7. En l'espèce, il est constant que le requérant n'est entré en France qu'au mois de mars 2022. Par ailleurs, il ressort des pièces du dossier, en particulier de la " fiche d'évolution asile " versée par le préfet à l'instance qu'aucun membre de la famille de M. D B ne réside en France et que son épouse, ses deux enfants, sa sœur et ses frères résident dans son pays d'origine, où il a lui-même vécu jusqu'à l'âge de trente-deux ans. Par suite, le moyen tiré de la méconnaissance des stipulations de l'article 8 de la convention européenne de sauvegarde des droits de l'homme et des libertés fondamentales, doit être écarté, ainsi que, pour les mêmes motifs, celui tiré de l'erreur manifeste d'appréciation de la décision portant obligation de quitter le territoire français sur la situation personnelle de M. D B.

8. En cinquième lieu, le moyen tiré de la méconnaissance de l'article 3 de la convention européenne de sauvegarde des droits de l'homme et des libertés fondamentales est inopérant à l'encontre de la décision portant obligation de quitter le territoire français, qui n'a ni pour objet ni pour effet de fixer le pays à destination duquel le requérant peut être reconduit. Le moyen ne peut, dès lors, qu'être écarté.
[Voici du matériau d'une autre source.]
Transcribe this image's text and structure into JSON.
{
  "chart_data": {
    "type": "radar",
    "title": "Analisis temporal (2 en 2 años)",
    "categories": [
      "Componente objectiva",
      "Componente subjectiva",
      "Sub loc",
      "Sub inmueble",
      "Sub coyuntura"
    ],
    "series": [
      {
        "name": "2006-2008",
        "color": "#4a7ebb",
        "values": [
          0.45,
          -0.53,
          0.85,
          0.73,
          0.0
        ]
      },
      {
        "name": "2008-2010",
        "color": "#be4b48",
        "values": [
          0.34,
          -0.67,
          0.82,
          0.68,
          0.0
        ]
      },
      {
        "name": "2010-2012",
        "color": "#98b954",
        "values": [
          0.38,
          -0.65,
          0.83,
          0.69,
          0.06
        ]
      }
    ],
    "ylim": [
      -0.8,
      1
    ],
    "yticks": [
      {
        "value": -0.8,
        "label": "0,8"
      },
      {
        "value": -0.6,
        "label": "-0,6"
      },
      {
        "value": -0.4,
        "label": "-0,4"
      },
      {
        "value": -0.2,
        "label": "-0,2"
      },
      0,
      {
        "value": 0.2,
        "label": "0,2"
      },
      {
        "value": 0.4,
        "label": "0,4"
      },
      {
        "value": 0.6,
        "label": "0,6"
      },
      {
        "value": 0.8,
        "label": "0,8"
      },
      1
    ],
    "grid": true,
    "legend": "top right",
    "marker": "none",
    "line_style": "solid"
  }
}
En ce qui concerne la décision fixant le pays de destination :

9. Aux termes de l'article L. 721-4 du code de l'entrée et du séjour des étrangers et du droit d'asile : " () Un étranger ne peut être éloigné à destination d'un pays s'il établit que sa vie ou sa liberté y sont menacées ou qu'il y est exposé à des traitements contraires aux stipulations de l'article 3 de la Convention européenne de sauvegarde des droits de l'homme et des libertés fondamentales du 4 novembre 1950 ". Aux termes de l'article 3 de la convention européenne de sauvegarde des droits de l'homme et des libertés fondamentales : " Nul ne peut être soumis à la torture ni à des peines ou traitements inhumains ou dégradants. ".

10. Si M. D B soutient qu'il craint d'être exposé en cas de retour dans son pays d'origine à des persécutions ou à une atteinte grave à sa vie dès lors qu'il est poursuivi pour un meurtre qu'il n'a pas commis, il ne produit à l'appui de ses allégations aucune pièce susceptible d'établir de manière suffisamment probante qu'il serait personnellement exposé à des risques de mauvais traitements au Bangladesh, alors que, par ailleurs, l'Office français de protection des réfugiés et apatrides puis la Cour nationale du droit d'asile ont, par les décisions susvisées, refusé de lui reconnaître la qualité de réfugié. Par suite, le moyen tiré de la méconnaissance des dispositions et stipulations précitées doit être écarté.

11. Il résulte de ce qui précède que les conclusions à fin d'annulation présentées par M. D B doivent être rejetées.

Sur les conclusions accessoires :

12. Par voie de conséquence du rejet des conclusions à fin d'annulation, les conclusions à fin d'injonction doivent être rejetées.

Par ces motifs, le tribunal décide :

Article 1er : M. D B est admis, à titre provisoire, au bénéfice de l'aide juridictionnelle.

Article 2 : La requête de M. D B est rejetée.

Article 3 : Le présent jugement sera notifié à M. A D B, à Me Berivan Guler et au préfet du Val-d'Oise.

Rendu public par mise à disposition au greffe le 5 septembre 2023.

La magistrate désignée,

signé

V. Fléjou

Le greffier,

signé

M. E

La République mande et ordonne au préfet du Val-d'Oise en ce qui le concerne ou à tous commissaires de justice à ce requis en ce qui concerne les voies de droit commun, contre les parties privées, de pourvoir à l'exécution de la présente décision.